Two simple numbers usually predict pipeline performance:

  • Throughput = 1 / max(stage_cost_i) — the slowest stage limits everything.
  • Latency = Σ stage_cost_i + Σ queue_wait_i — sum across stages (assuming sequential dependency).

Implications:

  • Speeding up a non-bottleneck stage doesn't improve throughput, only latency.
  • A stage that takes twice as long needs two parallel workers (a stage pool) to keep up.
  • Queue depth ≈ batch arrival burstiness × downstream cost. Too small → producers block; too large → wasted memory + worse cache behavior.

Measure each stage independently with a benchmark before optimizing.

8. Production Libraries

Library Style Notes
Intel TBB Flow Graph nodes Mature; work-stealing; closed-source intrinsics for SIMD-friendly nodes
HPX Senders/receivers Distributed scaling
NVIDIA stdexec / libunifex C++26 senders Reference implementations of P2300
RxCpp ReactiveX operators Push-based; mature backpressure operators
GStreamer Plugin-based media pipelines Domain-specific (audio/video)
Apache Arrow Flight / Substrait Columnar dataflow Big-data analytics

For embedded systems or tight kernels, hand-roll. For application-level dataflow, reach for a library.

9. Anti-patterns

Unbounded queues. Will eventually consume all memory under sustained overload. Always bound them.

One thread per stage even for tiny stages. Cache-line ping-pong between threads can erase the parallelism gain. Combine cheap stages.

Per-item allocation. If each stage allocates a new object for the next, allocator pressure dominates. Pool, reuse, or pass by value (move).

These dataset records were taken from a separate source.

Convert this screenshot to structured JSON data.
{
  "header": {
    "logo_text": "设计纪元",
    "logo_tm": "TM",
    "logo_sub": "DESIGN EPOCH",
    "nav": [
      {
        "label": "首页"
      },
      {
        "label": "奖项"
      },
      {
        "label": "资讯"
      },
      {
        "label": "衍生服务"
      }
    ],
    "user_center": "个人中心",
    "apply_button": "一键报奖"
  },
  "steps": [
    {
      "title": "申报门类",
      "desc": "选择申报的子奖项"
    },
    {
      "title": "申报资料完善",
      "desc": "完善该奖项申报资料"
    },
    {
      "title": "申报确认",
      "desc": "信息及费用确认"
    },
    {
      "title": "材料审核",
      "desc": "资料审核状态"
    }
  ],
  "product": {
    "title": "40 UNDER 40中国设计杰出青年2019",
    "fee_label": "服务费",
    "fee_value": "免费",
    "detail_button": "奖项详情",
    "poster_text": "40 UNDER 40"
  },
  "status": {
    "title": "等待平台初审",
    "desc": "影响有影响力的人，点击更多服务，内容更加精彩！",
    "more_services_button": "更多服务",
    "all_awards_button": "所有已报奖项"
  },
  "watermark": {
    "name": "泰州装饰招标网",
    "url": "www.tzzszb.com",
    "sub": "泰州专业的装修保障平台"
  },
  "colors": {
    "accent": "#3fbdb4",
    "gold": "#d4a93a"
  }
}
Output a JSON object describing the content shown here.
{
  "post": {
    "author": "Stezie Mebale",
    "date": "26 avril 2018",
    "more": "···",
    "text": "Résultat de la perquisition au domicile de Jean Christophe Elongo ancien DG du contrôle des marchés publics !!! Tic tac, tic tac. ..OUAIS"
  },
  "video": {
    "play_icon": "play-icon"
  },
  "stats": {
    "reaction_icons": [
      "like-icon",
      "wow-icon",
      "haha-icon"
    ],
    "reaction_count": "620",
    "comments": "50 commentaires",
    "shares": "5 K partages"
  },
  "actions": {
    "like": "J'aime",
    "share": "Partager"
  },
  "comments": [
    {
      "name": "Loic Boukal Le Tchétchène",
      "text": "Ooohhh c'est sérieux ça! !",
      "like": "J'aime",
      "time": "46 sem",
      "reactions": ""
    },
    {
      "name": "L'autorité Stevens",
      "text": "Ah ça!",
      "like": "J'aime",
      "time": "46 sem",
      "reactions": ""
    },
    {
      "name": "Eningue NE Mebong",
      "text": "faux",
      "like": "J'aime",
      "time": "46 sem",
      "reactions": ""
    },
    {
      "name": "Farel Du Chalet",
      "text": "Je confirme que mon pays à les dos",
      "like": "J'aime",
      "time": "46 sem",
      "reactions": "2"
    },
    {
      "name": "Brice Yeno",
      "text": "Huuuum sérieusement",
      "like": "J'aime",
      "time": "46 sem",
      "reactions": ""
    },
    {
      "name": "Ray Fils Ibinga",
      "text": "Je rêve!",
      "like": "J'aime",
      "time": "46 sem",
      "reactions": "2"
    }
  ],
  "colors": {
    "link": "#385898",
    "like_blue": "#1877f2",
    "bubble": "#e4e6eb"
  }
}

Hidden serial stage. A "transform" stage that takes a global mutex turns a pipeline into a single thread plus overhead. Profile.

Reordering bugs in fan-out/fan-in. If downstream cares about input order, you must explicitly maintain it (sequence numbers + reorder buffer).

Backpressure ignored. Producer pushes "fire and forget" without checking. The first time the consumer is slower, the queue grows without bound.